When Will Ferrell calls, it’s hard to know what to expect. Maybe he’ll be an unpredictable comedic maniac who spews jokes faster than Robin Williams and Jim Carrey combined. Or perhaps he’ll assume the arrogant attitude of a $20 million-a-movie star with little time for inane questions. It turns out Will Ferrell is none of those things.
There’s something down-to-earth, relatable and even sweet about him, qualities that illuminate his latest turn as a kindhearted but desperately dull IRS auditor in “Stranger Than Fiction.”
“Just after college and before I started making the leap into comedy and acting, I didn’t know what I was going to do,” the “Saturday Night Live” alum recalls. “I had a job as a bank teller, and I was living at home again. … I’ve had little, tiny periods like that where I’ve felt isolated and lonely. I’ve often thought that if I wasn’t doing what I get to do and if someone said to me, ‘You can be comfortable and can work in a steady job and you don’t get to have a family,’ I’ve often thought I could kind of live that life.”
In “Fiction,” that kind of life takes a drastic turn for Harold, whose routine existence is shattered after he begins to hear an author’s voice (Emma Thompson) narrating his behavior.
It’s tempting to suggest that this is a completely out-of-left-field choice for Ferrell, 39, but close trackers of his career know that that’s not true.

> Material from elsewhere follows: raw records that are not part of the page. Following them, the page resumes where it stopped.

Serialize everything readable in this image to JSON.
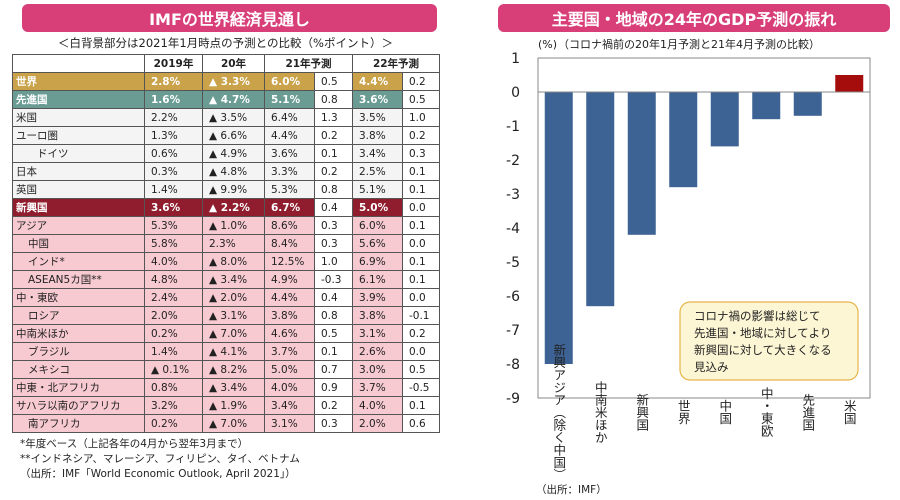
{
  "left": {
    "title": "IMFの世界経済見通し",
    "subtitle": "＜白背景部分は2021年1月時点の予測との比較（%ポイント）＞",
    "headers": [
      "",
      "2019年",
      "20年",
      "21年予測",
      "",
      "22年予測",
      ""
    ],
    "rows": [
      {
        "cls": "world",
        "indent": 0,
        "name": "世界",
        "y19": "2.8%",
        "y20": "▲ 3.3%",
        "y21": "6.0%",
        "d21": "0.5",
        "y22": "4.4%",
        "d22": "0.2"
      },
      {
        "cls": "adv",
        "indent": 0,
        "name": "先進国",
        "y19": "1.6%",
        "y20": "▲ 4.7%",
        "y21": "5.1%",
        "d21": "0.8",
        "y22": "3.6%",
        "d22": "0.5"
      },
      {
        "cls": "advsub",
        "indent": 0,
        "name": "米国",
        "y19": "2.2%",
        "y20": "▲ 3.5%",
        "y21": "6.4%",
        "d21": "1.3",
        "y22": "3.5%",
        "d22": "1.0"
      },
      {
        "cls": "advsub",
        "indent": 0,
        "name": "ユーロ圏",
        "y19": "1.3%",
        "y20": "▲ 6.6%",
        "y21": "4.4%",
        "d21": "0.2",
        "y22": "3.8%",
        "d22": "0.2"
      },
      {
        "cls": "advsub",
        "indent": 2,
        "name": "ドイツ",
        "y19": "0.6%",
        "y20": "▲ 4.9%",
        "y21": "3.6%",
        "d21": "0.1",
        "y22": "3.4%",
        "d22": "0.3"
      },
      {
        "cls": "advsub",
        "indent": 0,
        "name": "日本",
        "y19": "0.3%",
        "y20": "▲ 4.8%",
        "y21": "3.3%",
        "d21": "0.2",
        "y22": "2.5%",
        "d22": "0.1"
      },
      {
        "cls": "advsub",
        "indent": 0,
        "name": "英国",
        "y19": "1.4%",
        "y20": "▲ 9.9%",
        "y21": "5.3%",
        "d21": "0.8",
        "y22": "5.1%",
        "d22": "0.1"
      },
      {
        "cls": "emg",
        "indent": 0,
        "name": "新興国",
        "y19": "3.6%",
        "y20": "▲ 2.2%",
        "y21": "6.7%",
        "d21": "0.4",
        "y22": "5.0%",
        "d22": "0.0"
      },
      {
        "cls": "emgsub",
        "indent": 0,
        "name": "アジア",
        "y19": "5.3%",
        "y20": "▲ 1.0%",
        "y21": "8.6%",
        "d21": "0.3",
        "y22": "6.0%",
        "d22": "0.1"
      },
      {
        "cls": "emgsub",
        "indent": 1,
        "name": "中国",
        "y19": "5.8%",
        "y20": "2.3%",
        "y21": "8.4%",
        "d21": "0.3",
        "y22": "5.6%",
        "d22": "0.0"
      },
      {
        "cls": "emgsub",
        "indent": 1,
        "name": "インド*",
        "y19": "4.0%",
        "y20": "▲ 8.0%",
        "y21": "12.5%",
        "d21": "1.0",
        "y22": "6.9%",
        "d22": "0.1"
      },
      {
        "cls": "emgsub",
        "indent": 1,
        "name": "ASEAN5カ国**",
        "y19": "4.8%",
        "y20": "▲ 3.4%",
        "y21": "4.9%",
        "d21": "-0.3",
        "y22": "6.1%",
        "d22": "0.1"
      },
      {
        "cls": "emgsub",
        "indent": 0,
        "name": "中・東欧",
        "y19": "2.4%",
        "y20": "▲ 2.0%",
        "y21": "4.4%",
        "d21": "0.4",
        "y22": "3.9%",
        "d22": "0.0"
      },
      {
        "cls": "emgsub",
        "indent": 1,
        "name": "ロシア",
        "y19": "2.0%",
        "y20": "▲ 3.1%",
        "y21": "3.8%",
        "d21": "0.8",
        "y22": "3.8%",
        "d22": "-0.1"
      },
      {
        "cls": "emgsub",
        "indent": 0,
        "name": "中南米ほか",
        "y19": "0.2%",
        "y20": "▲ 7.0%",
        "y21": "4.6%",
        "d21": "0.5",
        "y22": "3.1%",
        "d22": "0.2"
      },
      {
        "cls": "emgsub",
        "indent": 1,
        "name": "ブラジル",
        "y19": "1.4%",
        "y20": "▲ 4.1%",
        "y21": "3.7%",
        "d21": "0.1",
        "y22": "2.6%",
        "d22": "0.0"
      },
      {
        "cls": "emgsub",
        "indent": 1,
        "name": "メキシコ",
        "y19": "▲ 0.1%",
        "y20": "▲ 8.2%",
        "y21": "5.0%",
        "d21": "0.7",
        "y22": "3.0%",
        "d22": "0.5"
      },
      {
        "cls": "emgsub",
        "indent": 0,
        "name": "中東・北アフリカ",
        "y19": "0.8%",
        "y20": "▲ 3.4%",
        "y21": "4.0%",
        "d21": "0.9",
        "y22": "3.7%",
        "d22": "-0.5"
      },
      {
        "cls": "emgsub",
        "indent": 0,
        "name": "サハラ以南のアフリカ",
        "y19": "3.2%",
        "y20": "▲ 1.9%",
        "y21": "3.4%",
        "d21": "0.2",
        "y22": "4.0%",
        "d22": "0.1"
      },
      {
        "cls": "emgsub",
        "indent": 1,
        "name": "南アフリカ",
        "y19": "0.2%",
        "y20": "▲ 7.0%",
        "y21": "3.1%",
        "d21": "0.3",
        "y22": "2.0%",
        "d22": "0.6"
      }
    ],
    "notes": [
      "*年度ベース（上記各年の4月から翌年3月まで）",
      "**インドネシア、マレーシア、フィリピン、タイ、ベトナム",
      "（出所：IMF「World Economic Outlook, April 2021」）"
    ]
  },
  "right": {
    "title": "主要国・地域の24年のGDP予測の振れ",
    "unit": "(%)",
    "subtitle": "（コロナ禍前の20年1月予測と21年4月予測の比較）",
    "annotation": [
      "コロナ禍の影響は総じて",
      "先進国・地域に対してより",
      "新興国に対して大きくなる",
      "見込み"
    ],
    "source": "（出所：IMF）"
  },
  "chart_data": {
    "type": "bar",
    "categories": [
      "新興アジア（除く中国）",
      "中南米ほか",
      "新興国",
      "世界",
      "中国",
      "中・東欧",
      "先進国",
      "米国"
    ],
    "values": [
      -8.0,
      -6.3,
      -4.2,
      -2.8,
      -1.6,
      -0.8,
      -0.7,
      0.5
    ],
    "ylim": [
      -9,
      1
    ],
    "yticks": [
      1,
      0,
      -1,
      -2,
      -3,
      -4,
      -5,
      -6,
      -7,
      -8,
      -9
    ],
    "colors": {
      "negative": "#3d6294",
      "positive": "#a50d0d"
    },
    "grid": false
  }
}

The University of Southern California grad made a name for himself on the big screen by starring as a beer-funneling frat guy (“Old School”) and an oversize Santa’s helper (“Elf”), but the actor also has appeared in a Woody Allen film (“Melinda and Melinda”).

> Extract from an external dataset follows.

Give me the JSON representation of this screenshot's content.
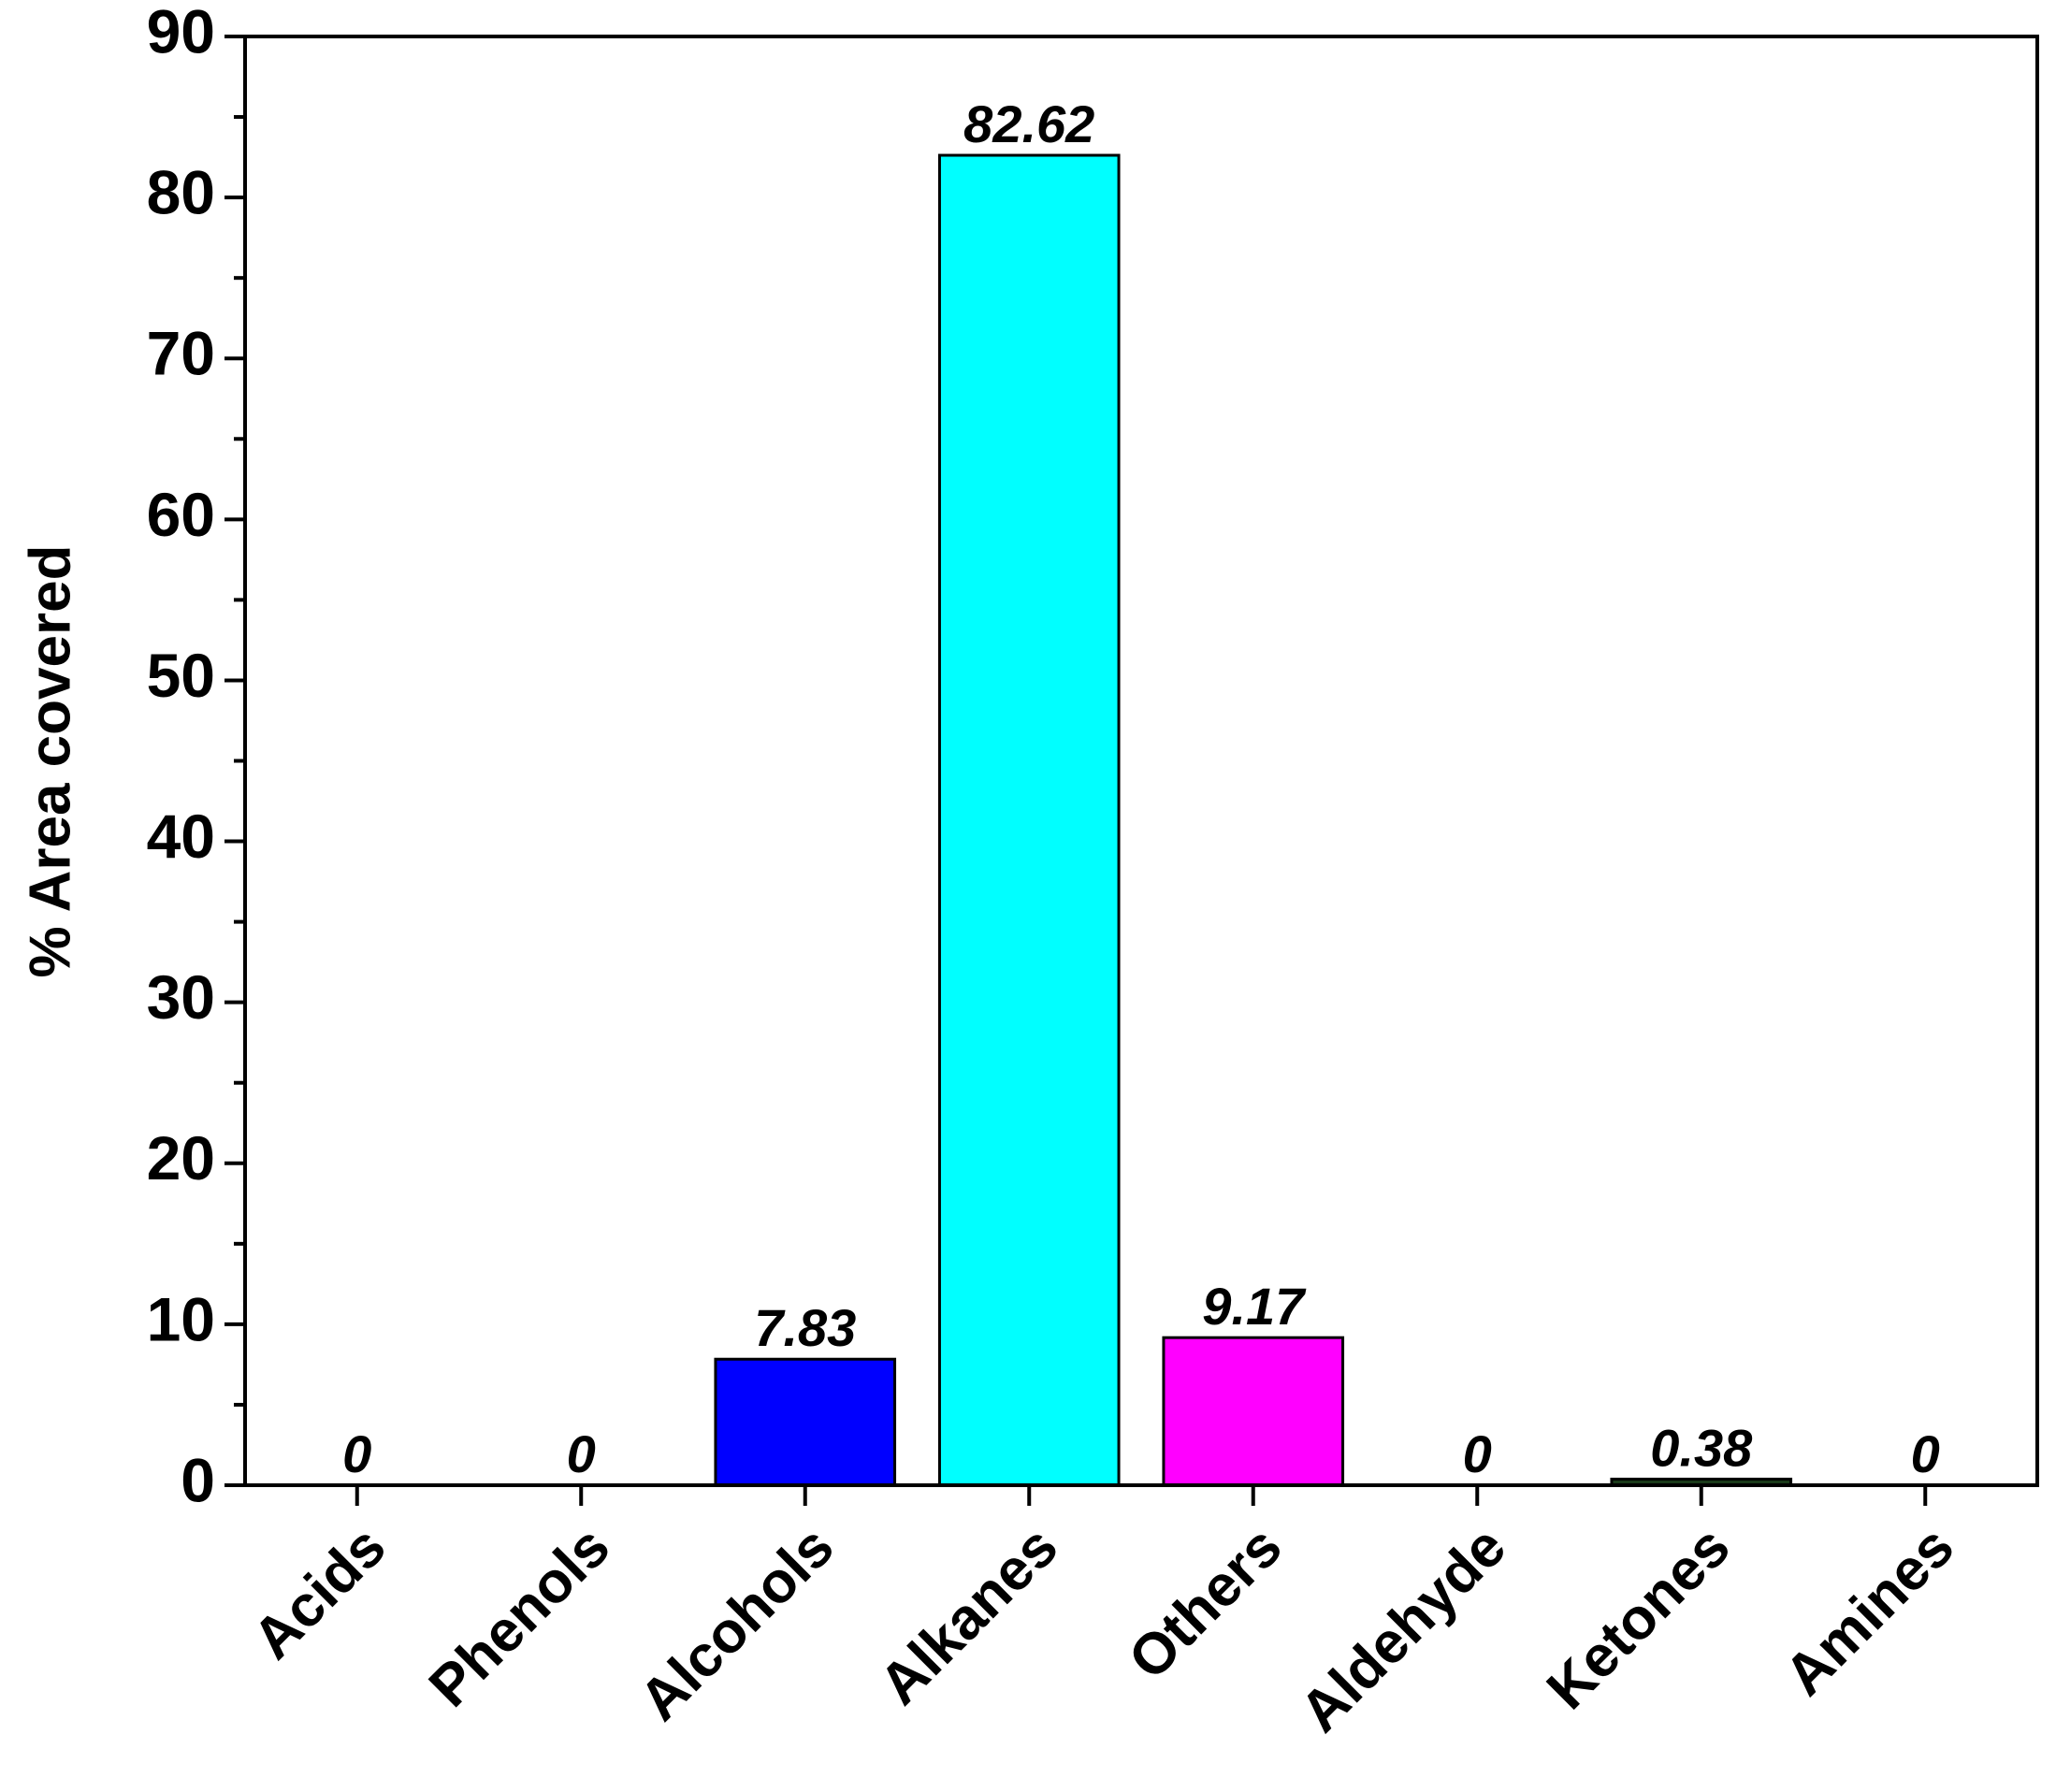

For whatever reason, Ferrell has an on-screen tendency to strip down to his skivvies (or less). “Within a certain context, it seems to be funny,” he says. “There’s definitely nothing like that in ‘Stranger Than Fiction,’ and it’s definitely not something I have to do. But when I get a reaction from people like, ‘Why do you do that?,’ it makes me want to do it again and again.”

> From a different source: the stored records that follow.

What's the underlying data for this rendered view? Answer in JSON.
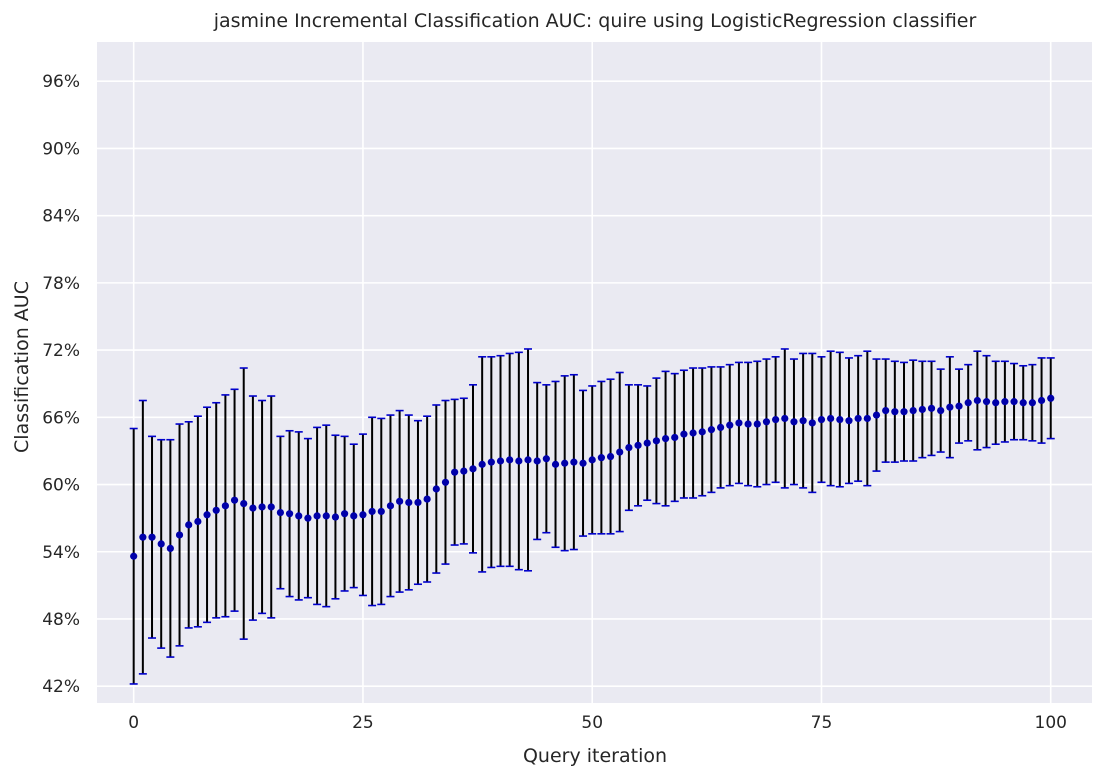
{
  "chart_data": {
    "type": "scatter",
    "title": "jasmine Incremental Classification AUC: quire using LogisticRegression classifier",
    "xlabel": "Query iteration",
    "ylabel": "Classification AUC",
    "xlim": [
      -4,
      104.5
    ],
    "ylim": [
      40.5,
      99.5
    ],
    "xticks": [
      0,
      25,
      50,
      75,
      100
    ],
    "xtick_labels": [
      "0",
      "25",
      "50",
      "75",
      "100"
    ],
    "yticks": [
      42,
      48,
      54,
      60,
      66,
      72,
      78,
      84,
      90,
      96
    ],
    "ytick_labels": [
      "42%",
      "48%",
      "54%",
      "60%",
      "66%",
      "72%",
      "78%",
      "84%",
      "90%",
      "96%"
    ],
    "grid": true,
    "error_bars": true,
    "colors": {
      "background": "#eaeaf2",
      "grid": "#ffffff",
      "marker": "#0000aa",
      "errorbar": "#000000",
      "cap": "#0000cc"
    },
    "x": [
      0,
      1,
      2,
      3,
      4,
      5,
      6,
      7,
      8,
      9,
      10,
      11,
      12,
      13,
      14,
      15,
      16,
      17,
      18,
      19,
      20,
      21,
      22,
      23,
      24,
      25,
      26,
      27,
      28,
      29,
      30,
      31,
      32,
      33,
      34,
      35,
      36,
      37,
      38,
      39,
      40,
      41,
      42,
      43,
      44,
      45,
      46,
      47,
      48,
      49,
      50,
      51,
      52,
      53,
      54,
      55,
      56,
      57,
      58,
      59,
      60,
      61,
      62,
      63,
      64,
      65,
      66,
      67,
      68,
      69,
      70,
      71,
      72,
      73,
      74,
      75,
      76,
      77,
      78,
      79,
      80,
      81,
      82,
      83,
      84,
      85,
      86,
      87,
      88,
      89,
      90,
      91,
      92,
      93,
      94,
      95,
      96,
      97,
      98,
      99,
      100
    ],
    "y": [
      53.6,
      55.3,
      55.3,
      54.7,
      54.3,
      55.5,
      56.4,
      56.7,
      57.3,
      57.7,
      58.1,
      58.6,
      58.3,
      57.9,
      58.0,
      58.0,
      57.5,
      57.4,
      57.2,
      57.0,
      57.2,
      57.2,
      57.1,
      57.4,
      57.2,
      57.3,
      57.6,
      57.6,
      58.1,
      58.5,
      58.4,
      58.4,
      58.7,
      59.6,
      60.2,
      61.1,
      61.2,
      61.4,
      61.8,
      62.0,
      62.1,
      62.2,
      62.1,
      62.2,
      62.1,
      62.3,
      61.8,
      61.9,
      62.0,
      61.9,
      62.2,
      62.4,
      62.5,
      62.9,
      63.3,
      63.5,
      63.7,
      63.9,
      64.1,
      64.2,
      64.5,
      64.6,
      64.7,
      64.9,
      65.1,
      65.3,
      65.5,
      65.4,
      65.4,
      65.6,
      65.8,
      65.9,
      65.6,
      65.7,
      65.5,
      65.8,
      65.9,
      65.8,
      65.7,
      65.9,
      65.9,
      66.2,
      66.6,
      66.5,
      66.5,
      66.6,
      66.7,
      66.8,
      66.6,
      66.9,
      67.0,
      67.3,
      67.5,
      67.4,
      67.3,
      67.4,
      67.4,
      67.3,
      67.3,
      67.5,
      67.7
    ],
    "yerr": [
      11.4,
      12.2,
      9.0,
      9.3,
      9.7,
      9.9,
      9.2,
      9.4,
      9.6,
      9.6,
      9.9,
      9.9,
      12.1,
      10.0,
      9.5,
      9.9,
      6.8,
      7.4,
      7.5,
      7.1,
      7.9,
      8.1,
      7.3,
      6.9,
      6.4,
      7.2,
      8.4,
      8.3,
      8.1,
      8.1,
      7.8,
      7.3,
      7.4,
      7.5,
      7.3,
      6.5,
      6.5,
      7.5,
      9.6,
      9.4,
      9.4,
      9.5,
      9.7,
      9.9,
      7.0,
      6.6,
      7.4,
      7.8,
      7.8,
      6.5,
      6.6,
      6.8,
      6.9,
      7.1,
      5.6,
      5.4,
      5.1,
      5.6,
      6.0,
      5.7,
      5.7,
      5.8,
      5.7,
      5.6,
      5.4,
      5.4,
      5.4,
      5.5,
      5.6,
      5.6,
      5.6,
      6.2,
      5.6,
      6.0,
      6.2,
      5.6,
      6.0,
      6.0,
      5.6,
      5.6,
      6.0,
      5.0,
      4.6,
      4.5,
      4.4,
      4.5,
      4.3,
      4.2,
      3.7,
      4.5,
      3.3,
      3.4,
      4.4,
      4.1,
      3.7,
      3.6,
      3.4,
      3.3,
      3.4,
      3.8,
      3.6
    ]
  }
}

Despite his career — he topped a Forbes magazine list of last year’s best-paid actors — he continues to turn down invitations to appear on “Inside the Actors Studio.”
“I just feel slightly shy about going on there,” he admits, noting that host James Lipton has invited him multiple times. “I feel like that’s the show where he’s interviewed Robert De Niro and Dustin Hoffman and Meryl Streep, people like that. Then again, maybe he has done all those people, so he’s got to get to the bottom of the barrel.”